1996 Formula 1 world champion Damon Hill offered his perspective on the ease of winning races ‘by a country mile,’ seemingly taking a swipe at current racing sensation Max Verstappen.
The comments from the Sky Sports F1 pundit came in the aftermath of yet another commanding victory by Verstappen at the Brazilian Grand Prix. The reigning world champion showcased not only his prowess but also maintained a significant lead over his closest competitor, Lando Norris.
Verstappen’s triumph in Brazil marked his 17th win of the season, setting a new F1 record, and his 32nd victory in the last 42 races since 2022. Hill acknowledged Verstappen’s exceptional performances, juxtaposing them with those of his teammate, Sergio Perez, and highlighting the Red Bull team’s provision of what many consider the most dominant car in the history of the sport.
Red Bull’s dominance has been particularly evident, with the team missing out on the top spot only once throughout the entire season, during the Singapore Grand Prix in September.
The recent Brazilian Grand Prix witnessed Verstappen maintaining an 8.277-second gap to the McLaren of Lando Norris, marking the 13th occasion this season where he secured victory with a lead of more than five seconds.
In response to the current state of dominance in Formula 1, Damon Hill shared his thoughts on the Sky Sports F1 podcast. “I think even Dutch fans, Max fans, would want to see Max doing what he does in battle conditions,” he remarked.
Hill expressed appreciation for Verstappen’s achievements but suggested that true racing enthusiasts yearn for more intense battles on the track.
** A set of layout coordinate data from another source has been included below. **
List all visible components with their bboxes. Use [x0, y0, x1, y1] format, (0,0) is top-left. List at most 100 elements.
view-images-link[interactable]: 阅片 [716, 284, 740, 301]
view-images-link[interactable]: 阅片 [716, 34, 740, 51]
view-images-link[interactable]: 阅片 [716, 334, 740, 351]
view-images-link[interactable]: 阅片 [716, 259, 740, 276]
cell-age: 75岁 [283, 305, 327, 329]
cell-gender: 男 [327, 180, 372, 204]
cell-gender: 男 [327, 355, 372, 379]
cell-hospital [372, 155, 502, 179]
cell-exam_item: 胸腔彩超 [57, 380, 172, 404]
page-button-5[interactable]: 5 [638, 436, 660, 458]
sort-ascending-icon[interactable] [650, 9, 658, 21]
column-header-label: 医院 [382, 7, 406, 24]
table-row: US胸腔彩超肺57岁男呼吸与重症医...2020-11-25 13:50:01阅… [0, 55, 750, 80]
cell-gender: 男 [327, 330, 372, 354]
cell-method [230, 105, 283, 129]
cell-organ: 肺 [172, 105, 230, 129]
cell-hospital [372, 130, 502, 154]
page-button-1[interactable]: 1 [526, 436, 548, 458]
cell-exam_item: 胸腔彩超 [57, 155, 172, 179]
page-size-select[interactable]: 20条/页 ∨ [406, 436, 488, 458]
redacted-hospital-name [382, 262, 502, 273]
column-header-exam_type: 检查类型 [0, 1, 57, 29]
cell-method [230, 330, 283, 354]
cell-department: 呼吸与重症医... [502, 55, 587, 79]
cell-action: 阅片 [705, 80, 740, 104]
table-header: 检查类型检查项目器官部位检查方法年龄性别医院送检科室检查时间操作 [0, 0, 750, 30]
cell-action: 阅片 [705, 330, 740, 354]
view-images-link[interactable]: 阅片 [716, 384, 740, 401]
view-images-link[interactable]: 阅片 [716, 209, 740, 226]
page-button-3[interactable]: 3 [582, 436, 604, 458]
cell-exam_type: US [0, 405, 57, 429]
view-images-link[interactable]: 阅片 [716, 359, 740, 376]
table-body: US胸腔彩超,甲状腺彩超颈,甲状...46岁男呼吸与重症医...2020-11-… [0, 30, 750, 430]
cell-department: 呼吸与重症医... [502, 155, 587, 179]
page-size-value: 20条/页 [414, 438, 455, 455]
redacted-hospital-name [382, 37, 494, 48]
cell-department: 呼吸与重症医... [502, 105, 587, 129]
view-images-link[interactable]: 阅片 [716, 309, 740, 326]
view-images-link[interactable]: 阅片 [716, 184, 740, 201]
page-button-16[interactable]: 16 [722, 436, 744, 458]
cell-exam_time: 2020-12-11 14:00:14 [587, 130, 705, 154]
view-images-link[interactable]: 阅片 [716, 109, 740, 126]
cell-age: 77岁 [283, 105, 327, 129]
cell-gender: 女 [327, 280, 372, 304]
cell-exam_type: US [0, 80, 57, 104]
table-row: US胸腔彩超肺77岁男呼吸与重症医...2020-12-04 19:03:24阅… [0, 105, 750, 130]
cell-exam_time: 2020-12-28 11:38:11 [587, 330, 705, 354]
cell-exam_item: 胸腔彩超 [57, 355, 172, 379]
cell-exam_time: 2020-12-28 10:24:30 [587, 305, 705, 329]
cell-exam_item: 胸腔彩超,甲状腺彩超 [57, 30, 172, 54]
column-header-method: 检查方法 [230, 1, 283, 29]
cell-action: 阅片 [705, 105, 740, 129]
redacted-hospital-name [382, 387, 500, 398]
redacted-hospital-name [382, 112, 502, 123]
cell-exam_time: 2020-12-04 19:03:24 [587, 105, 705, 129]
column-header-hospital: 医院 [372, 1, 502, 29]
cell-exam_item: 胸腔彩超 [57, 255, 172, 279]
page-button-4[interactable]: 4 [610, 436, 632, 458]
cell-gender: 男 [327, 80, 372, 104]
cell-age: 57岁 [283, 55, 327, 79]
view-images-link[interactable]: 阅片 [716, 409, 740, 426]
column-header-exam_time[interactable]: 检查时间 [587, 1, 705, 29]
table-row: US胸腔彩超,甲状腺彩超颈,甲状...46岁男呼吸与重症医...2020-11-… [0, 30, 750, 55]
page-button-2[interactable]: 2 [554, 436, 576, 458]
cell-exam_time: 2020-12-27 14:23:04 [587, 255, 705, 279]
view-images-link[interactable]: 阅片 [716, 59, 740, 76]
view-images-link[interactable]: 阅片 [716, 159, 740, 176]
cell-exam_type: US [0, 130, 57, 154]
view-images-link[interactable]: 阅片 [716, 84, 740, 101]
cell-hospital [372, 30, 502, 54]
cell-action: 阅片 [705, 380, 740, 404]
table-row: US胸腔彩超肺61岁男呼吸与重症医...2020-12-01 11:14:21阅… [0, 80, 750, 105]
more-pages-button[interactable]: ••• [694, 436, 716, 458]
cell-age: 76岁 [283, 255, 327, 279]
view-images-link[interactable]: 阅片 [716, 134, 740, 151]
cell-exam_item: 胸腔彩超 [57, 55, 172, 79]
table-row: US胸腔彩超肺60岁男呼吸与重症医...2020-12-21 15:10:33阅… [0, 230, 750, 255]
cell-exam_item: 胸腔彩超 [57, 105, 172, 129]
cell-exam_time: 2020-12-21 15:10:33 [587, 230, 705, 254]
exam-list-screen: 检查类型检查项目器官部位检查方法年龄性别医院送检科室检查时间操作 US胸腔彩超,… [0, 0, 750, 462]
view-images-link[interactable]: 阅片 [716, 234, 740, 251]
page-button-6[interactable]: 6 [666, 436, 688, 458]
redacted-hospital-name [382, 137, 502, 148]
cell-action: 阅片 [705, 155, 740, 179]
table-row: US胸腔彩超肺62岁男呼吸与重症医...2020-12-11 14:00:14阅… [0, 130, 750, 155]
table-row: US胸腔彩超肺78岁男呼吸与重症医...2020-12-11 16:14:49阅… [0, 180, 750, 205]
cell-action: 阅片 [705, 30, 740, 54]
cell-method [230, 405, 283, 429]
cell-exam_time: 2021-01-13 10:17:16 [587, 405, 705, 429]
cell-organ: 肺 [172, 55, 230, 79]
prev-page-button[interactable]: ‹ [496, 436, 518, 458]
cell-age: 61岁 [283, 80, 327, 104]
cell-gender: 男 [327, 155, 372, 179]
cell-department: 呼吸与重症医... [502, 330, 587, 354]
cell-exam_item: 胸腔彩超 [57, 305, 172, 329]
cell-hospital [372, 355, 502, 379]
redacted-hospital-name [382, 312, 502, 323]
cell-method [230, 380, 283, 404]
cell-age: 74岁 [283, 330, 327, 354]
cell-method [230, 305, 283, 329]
Reflecting on his own experiences, Hill admitted, “I’ve been in races where I’ve won by a country mile, and everyone says ‘what an amazing performance’ and you want to go ‘well, to be honest, it wasn’t that difficult’ because everything went for me the right way, and I just had to not make a mistake.”
He emphasized the enduring appeal of brilliant overtakes and courageous moves on the track, citing Lewis Hamilton’s remarkable performance during the Sao Paulo Grand Prix as an example. “The things that you remember, the things that we love about sport, is the brilliant overtakes. Lewis on the first lap, down the outside of Checo, and that was a brave, brave move, and those things are what we live for,” Hill concluded.